By Barnabas Piper
We don’t usually think of churches as “curious.” To be fair, we rarely think of anything as curious outside of children and the little monkey named George, who hangs out with the man in the yellow hat.
It’s just not a category we have for anything meaningful. But it should be.
We usually think of curiosity—if we think of it at all—as something trite. It’s a pursuit of hobbies or a brief dalliance with new information, nothing substantive or formative.
But at its best, curiosity is the pursuit of truth. It’s the search for reality as God intends it to be. It’s a lifestyle and a discipline leading us toward those things.
This discipline and these habits lead us deeper into a pursuit of God and into connection with other people. Curiosity multiplies itself because as we seek truth we find it, and when we find it we want more of it, so we seek further.
We seek in God’s Word and God’s world. We find it in both places, sometimes loudly and sometimes subtly.
With this definition in mind, can you begin to see how curiosity might be significant for churches? Not just significant—vital.
Think about your church or the church you grew up in. Now imagine if that church were full of truly curious people. What might be different?
Likely the church would be a more caring place, deeply aware of people’s needs and challenges.
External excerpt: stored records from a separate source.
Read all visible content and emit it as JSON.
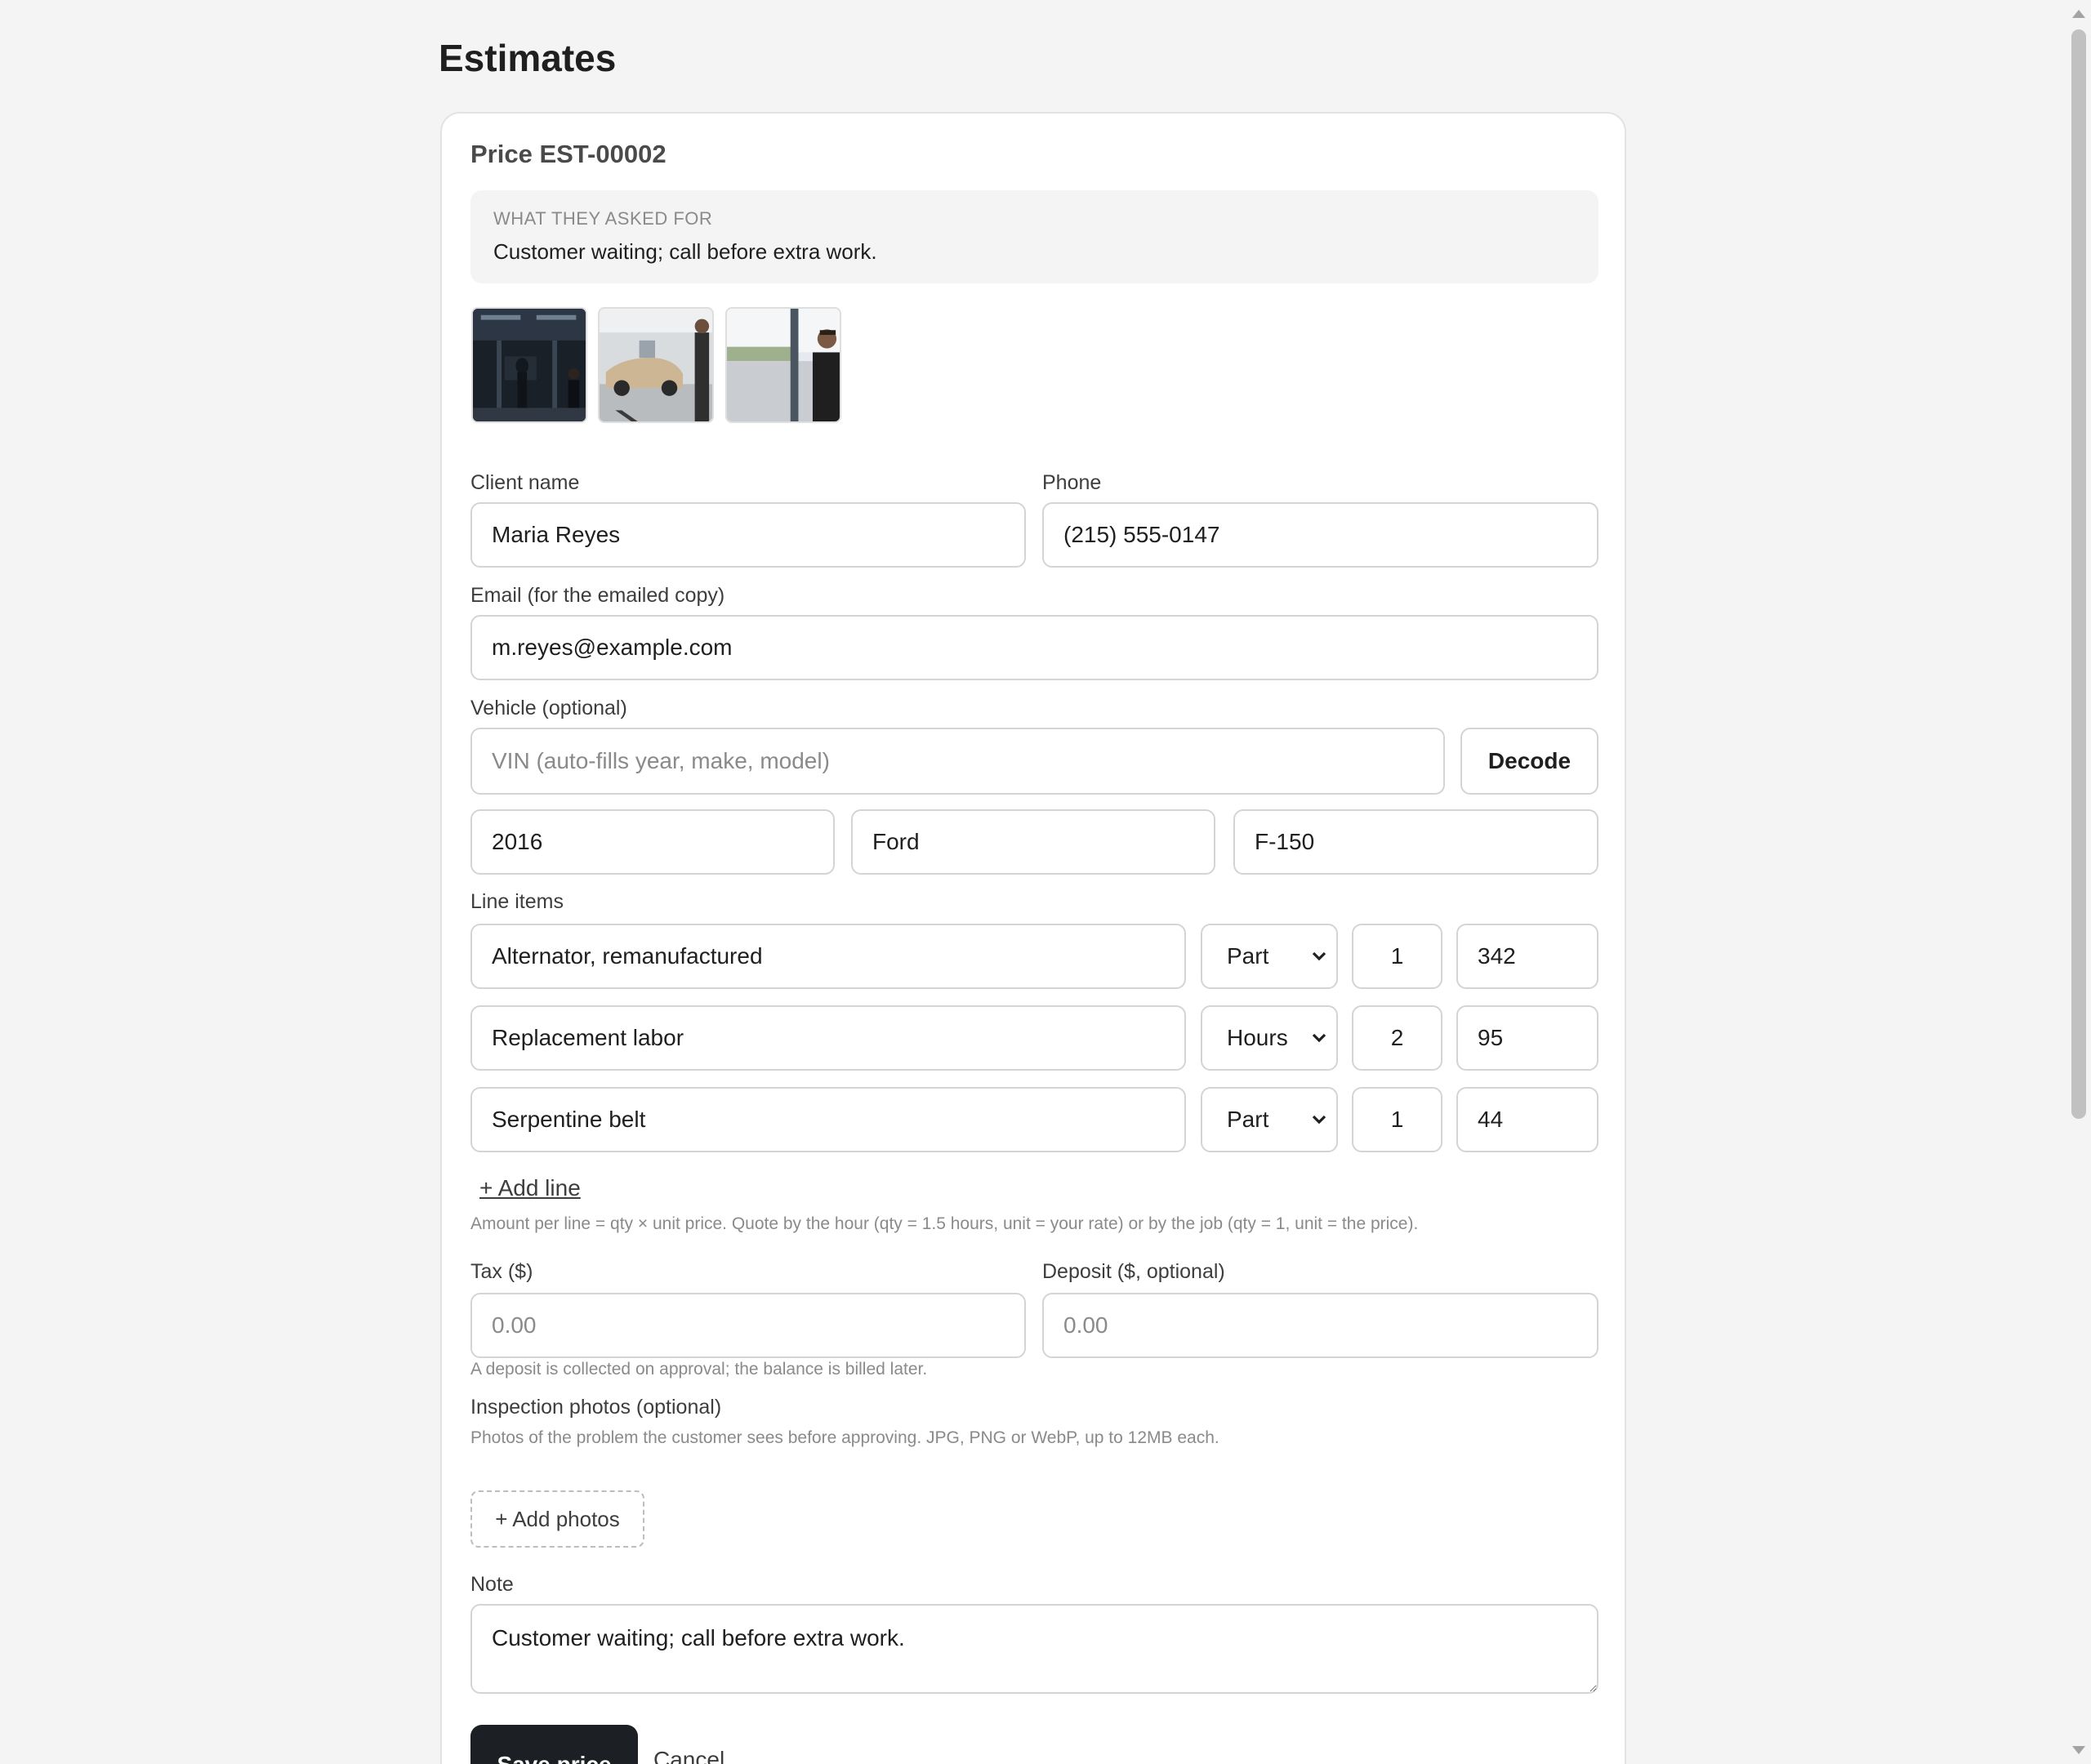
{
  "page": {
    "title": "Estimates"
  },
  "estimate": {
    "title": "Price EST-00002",
    "asked": {
      "label": "WHAT THEY ASKED FOR",
      "text": "Customer waiting; call before extra work."
    },
    "photos": [
      "shop-photo-1",
      "shop-photo-2",
      "shop-photo-3"
    ]
  },
  "client": {
    "name_label": "Client name",
    "name_value": "Maria Reyes",
    "phone_label": "Phone",
    "phone_value": "(215) 555-0147",
    "email_label": "Email (for the emailed copy)",
    "email_value": "m.reyes@example.com"
  },
  "vehicle": {
    "label": "Vehicle (optional)",
    "vin_placeholder": "VIN (auto-fills year, make, model)",
    "decode_label": "Decode",
    "year": "2016",
    "make": "Ford",
    "model": "F-150"
  },
  "line_items": {
    "label": "Line items",
    "rows": [
      {
        "description": "Alternator, remanufactured",
        "type": "Part",
        "qty": "1",
        "unit": "342"
      },
      {
        "description": "Replacement labor",
        "type": "Hours",
        "qty": "2",
        "unit": "95"
      },
      {
        "description": "Serpentine belt",
        "type": "Part",
        "qty": "1",
        "unit": "44"
      }
    ],
    "add_line_label": "+ Add line",
    "hint": "Amount per line = qty × unit price. Quote by the hour (qty = 1.5 hours, unit = your rate) or by the job (qty = 1, unit = the price)."
  },
  "tax": {
    "label": "Tax ($)",
    "placeholder": "0.00"
  },
  "deposit": {
    "label": "Deposit ($, optional)",
    "placeholder": "0.00",
    "hint": "A deposit is collected on approval; the balance is billed later."
  },
  "inspection": {
    "label": "Inspection photos (optional)",
    "hint": "Photos of the problem the customer sees before approving. JPG, PNG or WebP, up to 12MB each.",
    "add_label": "+ Add photos"
  },
  "note": {
    "label": "Note",
    "value": "Customer waiting; call before extra work."
  },
  "actions": {
    "save_label": "Save price",
    "cancel_label": "Cancel"
  }
}
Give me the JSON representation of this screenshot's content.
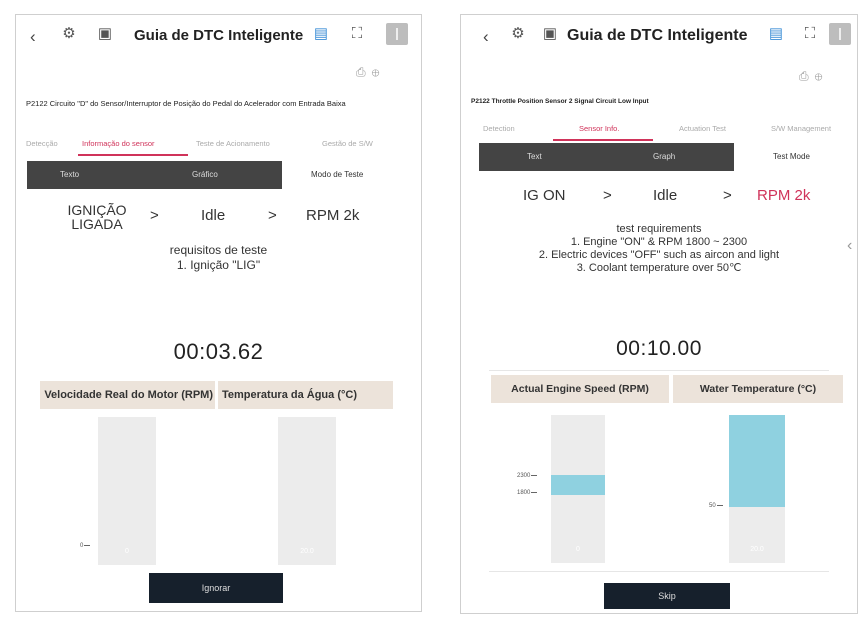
{
  "left": {
    "header": {
      "title": "Guia de DTC Inteligente"
    },
    "dtc_text": "P2122 Circuito \"D\" do Sensor/Interruptor de Posição do Pedal do Acelerador com Entrada Baixa",
    "tabs": [
      "Detecção",
      "Informação do sensor",
      "Teste de Acionamento",
      "Gestão de S/W"
    ],
    "segment": {
      "text": "Texto",
      "graph": "Gráfico",
      "test_mode": "Modo de Teste"
    },
    "steps": [
      "IGNIÇÃO LIGADA",
      ">",
      "Idle",
      ">",
      "RPM 2k"
    ],
    "requirements": {
      "title": "requisitos de teste",
      "lines": [
        "1. Ignição \"LIG\""
      ]
    },
    "timer": "00:03.62",
    "graph_headers": [
      "Velocidade Real do Motor (RPM)",
      "Temperatura da Água (°C)"
    ],
    "graphs": [
      {
        "value_label": "0",
        "tick": "0",
        "fill_fraction": 0
      },
      {
        "value_label": "20.0",
        "fill_fraction": 0
      }
    ],
    "button": "Ignorar"
  },
  "right": {
    "header": {
      "title": "Guia de DTC Inteligente"
    },
    "dtc_text": "P2122 Throttle Position Sensor 2 Signal Circuit Low Input",
    "tabs": [
      "Detection",
      "Sensor Info.",
      "Actuation Test",
      "S/W Management"
    ],
    "segment": {
      "text": "Text",
      "graph": "Graph",
      "test_mode": "Test Mode"
    },
    "steps": [
      "IG ON",
      ">",
      "Idle",
      ">",
      "RPM 2k"
    ],
    "requirements": {
      "title": "test requirements",
      "lines": [
        "1. Engine \"ON\" & RPM 1800 ~ 2300",
        "2. Electric devices \"OFF\" such as aircon and light",
        "3. Coolant temperature over 50℃"
      ]
    },
    "timer": "00:10.00",
    "graph_headers": [
      "Actual Engine Speed (RPM)",
      "Water Temperature (°C)"
    ],
    "graphs": [
      {
        "value_label": "0",
        "ticks": [
          "2300",
          "1800"
        ],
        "band": [
          1800,
          2300
        ]
      },
      {
        "value_label": "20.0",
        "tick": "50",
        "fill_fraction": 0.62
      }
    ],
    "button": "Skip"
  },
  "colors": {
    "accent": "#d0335a",
    "fill": "#8fd1e0",
    "button": "#16202c",
    "segment": "#444444",
    "graph_header": "#ece3da"
  }
}
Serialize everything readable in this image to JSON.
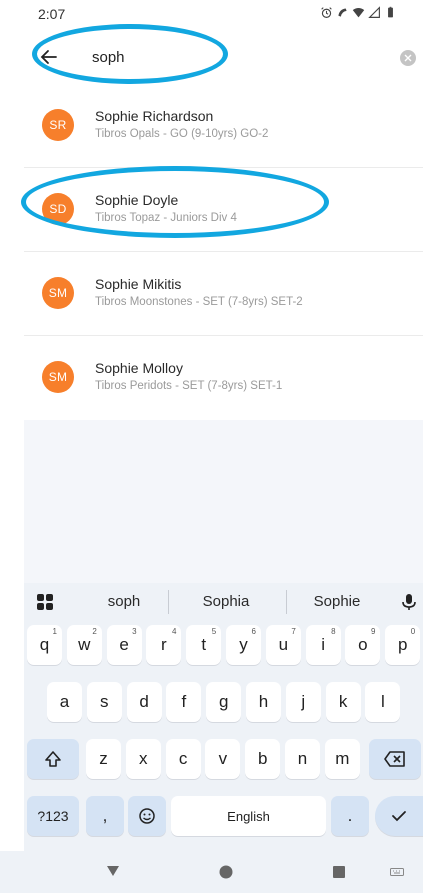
{
  "status": {
    "time": "2:07",
    "icons": [
      "alarm-icon",
      "vibrate-icon",
      "wifi-icon",
      "signal-icon",
      "battery-icon"
    ]
  },
  "search": {
    "query": "soph",
    "placeholder": ""
  },
  "results": [
    {
      "initials": "SR",
      "name": "Sophie Richardson",
      "team": "Tibros Opals - GO (9-10yrs) GO-2"
    },
    {
      "initials": "SD",
      "name": "Sophie Doyle",
      "team": "Tibros Topaz - Juniors Div 4"
    },
    {
      "initials": "SM",
      "name": "Sophie Mikitis",
      "team": "Tibros Moonstones - SET (7-8yrs) SET-2"
    },
    {
      "initials": "SM",
      "name": "Sophie Molloy",
      "team": "Tibros Peridots - SET (7-8yrs) SET-1"
    }
  ],
  "keyboard": {
    "suggestions": [
      "soph",
      "Sophia",
      "Sophie"
    ],
    "row1": [
      {
        "k": "q",
        "h": "1"
      },
      {
        "k": "w",
        "h": "2"
      },
      {
        "k": "e",
        "h": "3"
      },
      {
        "k": "r",
        "h": "4"
      },
      {
        "k": "t",
        "h": "5"
      },
      {
        "k": "y",
        "h": "6"
      },
      {
        "k": "u",
        "h": "7"
      },
      {
        "k": "i",
        "h": "8"
      },
      {
        "k": "o",
        "h": "9"
      },
      {
        "k": "p",
        "h": "0"
      }
    ],
    "row2": [
      "a",
      "s",
      "d",
      "f",
      "g",
      "h",
      "j",
      "k",
      "l"
    ],
    "row3": [
      "z",
      "x",
      "c",
      "v",
      "b",
      "n",
      "m"
    ],
    "symbols_label": "?123",
    "comma_label": ",",
    "space_label": "English",
    "period_label": "."
  },
  "colors": {
    "avatar": "#f77f2b",
    "highlight": "#12a7e0",
    "keyboard_bg": "#eef2f7",
    "mod_key": "#d5e3f4"
  }
}
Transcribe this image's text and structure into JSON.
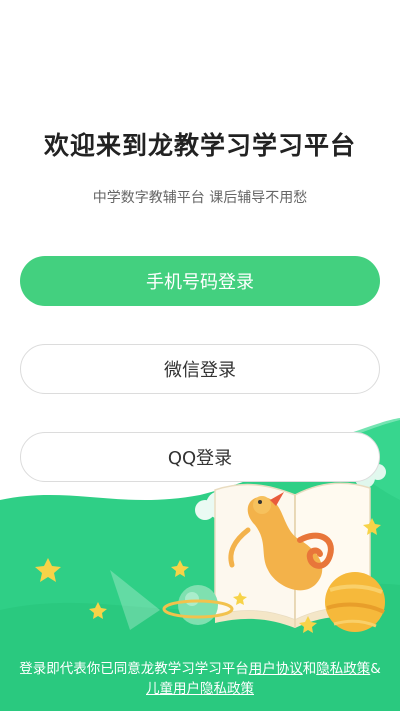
{
  "header": {
    "title": "欢迎来到龙教学习学习平台",
    "subtitle": "中学数字教辅平台 课后辅导不用愁"
  },
  "login": {
    "phone_label": "手机号码登录",
    "wechat_label": "微信登录",
    "qq_label": "QQ登录"
  },
  "agreement": {
    "prefix": "登录即代表你已同意龙教学习学习平台",
    "user_agreement": "用户协议",
    "and": "和",
    "privacy_policy": "隐私政策",
    "amp": "&",
    "child_privacy_policy": "儿童用户隐私政策"
  },
  "colors": {
    "accent": "#43d07f",
    "illustration_green": "#2fcf86",
    "illustration_green_dark": "#22b870"
  }
}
It would be a safe place for those struggling because people would take the time and ask the questions to understand their difficulties.
Tension and infighting would diminish because people would be curious enough to learn what others really said and really meant instead of construing meaning and creating drama or conflict.
It would move toward being more diverse racially, socioeconomically, and educationally because people would be deeply interested in those different from themselves instead of frightened of them or intimidated by them.
And more than anything it would be a church full of people in rich relationship with God because they would be searching and asking and looking for what more there is to know about His character, person, work, and Word.
They would be seeking truth, reality as God intends it to be.
Curiosity will inspire those in Bible studies and Sunday school classes to dig deeper, ask more pointed questions, and apply truth more intentionally.
A curious counseling ministry will dig deep into the pains and struggles of hurting people. It will not find the simplest solution but rather search for the best one.
Small group ministries will not just pattern groups the way they’ve always been done but rather seek to learn what style works best for this church’s culture and demographics.
And curious churches will seek out the best leaders, not just the available ones.
A curious outreach ministry will determine its efforts and priorities by the cultures and needs in and around the church, not just calendar and tradition.
It will find new ways to partner with community institutions—schools, police, Boys & Girls Clubs, other churches (yes, even other churches).
And a curious church will constantly evaluate its own efforts to see whether they are making a difference.
What kind of difference? The kind that reflects reality as God intends it to be: hearts renewed, lives changed, physical and financial needs met, and people meeting Jesus and growing in their relationship with Him.
A church like this one could transform a neighborhood.
Each Sunday its attendees would gather, worship together, and connect with one another before flooding into the surrounding city or town to their homes and jobs and lives where they would carry the impact of that curiosity with them.
People would want to visit a church like this because it has shown itself to care about people and it shows them something of God’s love and nature they have never seen.
Church members will connect with neighbors and co-workers by being genuinely curious about their lives, so those people will have a chance to see something of Jesus in their lives because of how they ask questions and learn and care.
People in that community might begin to see Christianity as a belief system that changes lives and loves deeply—not just old-time religion or bigoted conservatism—because it clings to and reflects a God who changes lives and loves deeply.
Throughout its community, a curious church will meet needs because people in the church know about them (since they’ve connected with people and organizations) and know they are part of a body of people who can help.
A curious church is aware of who in its midst has needs and who can meet which needs. Church members will be able to tell people of Jesus and His gospel in a manner that connects because they will know the mental state, the circumstances, and the background story of the person with whom they are conversing.
Over time a church full of curious people can root itself deeply in a community as a need-meeting, people-loving, Jesus-representing entity that effectively reflects and serves the community it loves so much.
If all this sounds grandiose, that’s because it is. It’s grandiose because curiosity pursues something grandiose—a better reality as defined by God in His Word.
We have settled for traditions and old patterns of ministry, relationship, outreach, and worship. Curiosity unsettles that.
It isn’t always comfortable. But it always pursues truth, that better reality. And isn’t that what we want our churches to reflect and to bring to our communities?